Continúo sin responder.

– Es eso, ¿verdad? No llevaste a Trey porque no te fías de él, crees que está trabajando para…

– Trey no trabaja para nadie -insisto-. Pero si lo hubiera llevado conmigo, también lo hubiera puesto en peligro.

Nora enarca una ceja, casi confundida por la explicación.

– ¿Entonces, aunque sabías que necesitabas apoyos, decidiste no llevarlos?

Permanezco callado.

– ¿Y tú hiciste eso sólo para proteger a un compañero de trabajo?

– No es un compañero de trabajo, es un amigo.

– No pretendía… sólo quería decir… -Se para, corrigiéndose-. Pero ¿y si Trey…? -Se para nuevamente. Trata de no juzgar. Aparta la mirada y luego la vuelve otra vez hacia mí. Finalmente pregunta-: ¿De verdad renunciaste a encontrarte con Vaughn por un amigo?

Es una pregunta tonta.

– ¿Crees que tenía elección?

Mientras las palabras salen de mis labios, Nora no replica. Se limita a estar sentada, con la boca apenas abierta, un surco en la frente. Poco a poco, sin embargo, sus labios empiezan a curvarse. Un esbozo. Una sonrisa. Amplia.

– ¿Qué? -pregunto.

Se levanta de un salto y se va hacia la puerta.

– ¿Dónde vas?

Levanta el dedo índice y me hace el gesto de «ven aquí». En un segundo está en el vestíbulo. Y yo voy tras ella. Un giro a la izquierda la pone camino de una puerta cerrada al final del pasillo de la tercera planta.

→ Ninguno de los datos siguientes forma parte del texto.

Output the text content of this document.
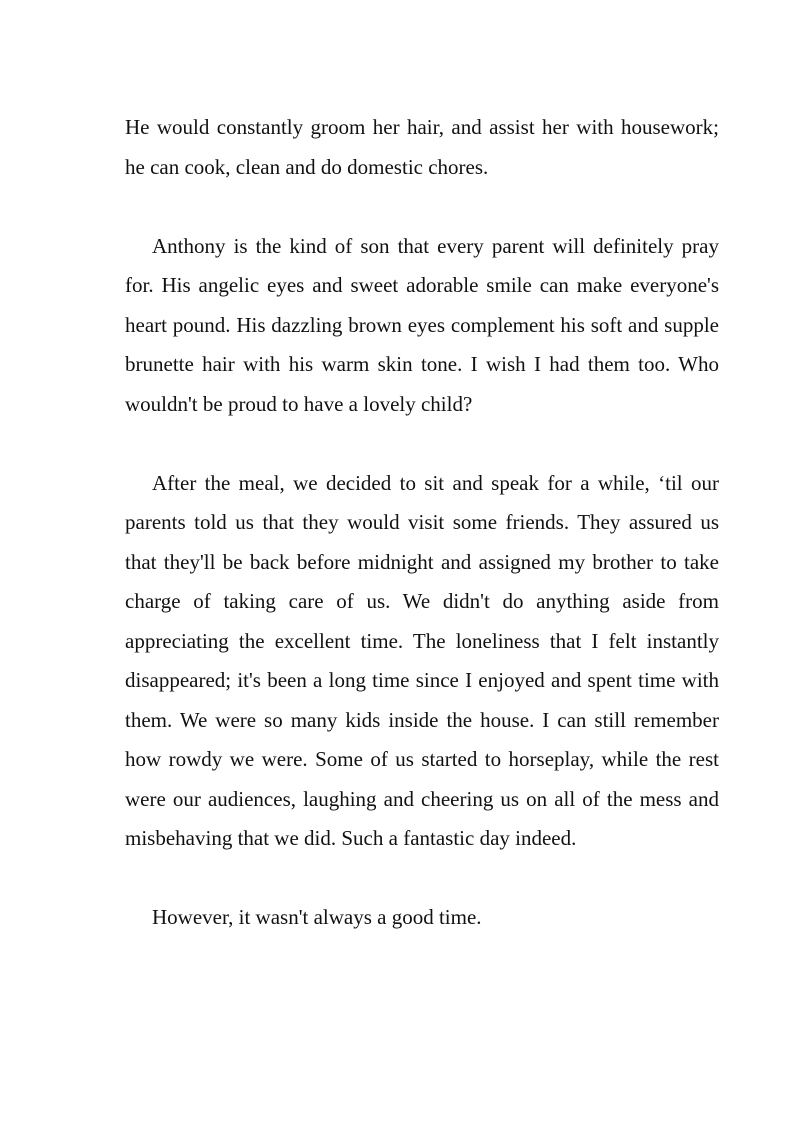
He would constantly groom her hair, and assist her with housework; he can cook, clean and do domestic chores.

Anthony is the kind of son that every parent will definitely pray for. His angelic eyes and sweet adorable smile can make everyone's heart pound. His dazzling brown eyes complement his soft and supple brunette hair with his warm skin tone. I wish I had them too. Who wouldn't be proud to have a lovely child?

After the meal, we decided to sit and speak for a while, ‘til our parents told us that they would visit some friends. They assured us that they'll be back before midnight and assigned my brother to take charge of taking care of us. We didn't do anything aside from appreciating the excellent time. The loneliness that I felt instantly disappeared; it's been a long time since I enjoyed and spent time with them. We were so many kids inside the house. I can still remember how rowdy we were. Some of us started to horseplay, while the rest were our audiences, laughing and cheering us on all of the mess and misbehaving that we did. Such a fantastic day indeed.

However, it wasn't always a good time.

Cuando entramos, un pensamiento acude a mi mente: Esta salita es fea. Una vitrina de fórmica negra blasonada con el sello presidencial, un entelado demasiado-discreto-para-ser-kitsch cubierto de instrumentos musicales. Este lugar sólo puede describirse como «un accidente de coche en Dollywood-Graceland».

Hay algunas fotos dedicadas de músicos famosos en la pared, así como una urna de cristal con uno de los saxofones de Clinton. Por algún motivo, también hay una tarima enmoqueta-da de un metro de ancho en medio de la habitación y sin barandilla. Imagino que se supone que es un miniescenario. La Sala de Música donde ensayaba Clinton.

Estoy a punto de preguntar a Nora qué pasa cuando veo que abre la vitrina negra con el sello. Dentro hay un violín reluciente y muy pulido y un arco. Se sienta en el escenario de manera que las piernas le cuelgan desde el borde y apoya el violín en el hombro. Apoya el arco en la cuerda del la, afina unos segundos y después me mira.

Desde cuándo…

Desliza el brazo con elegancia y el arco acaricia las cuerdas para que una nota perfecta inunde la sala. Sujetando el instrumento con la parte de abajo de la barbilla, Nora cierra los ojos, encorva la espalda y empieza a tocar. Es una canción lenta… recuerdo haberla oído una vez en una boda.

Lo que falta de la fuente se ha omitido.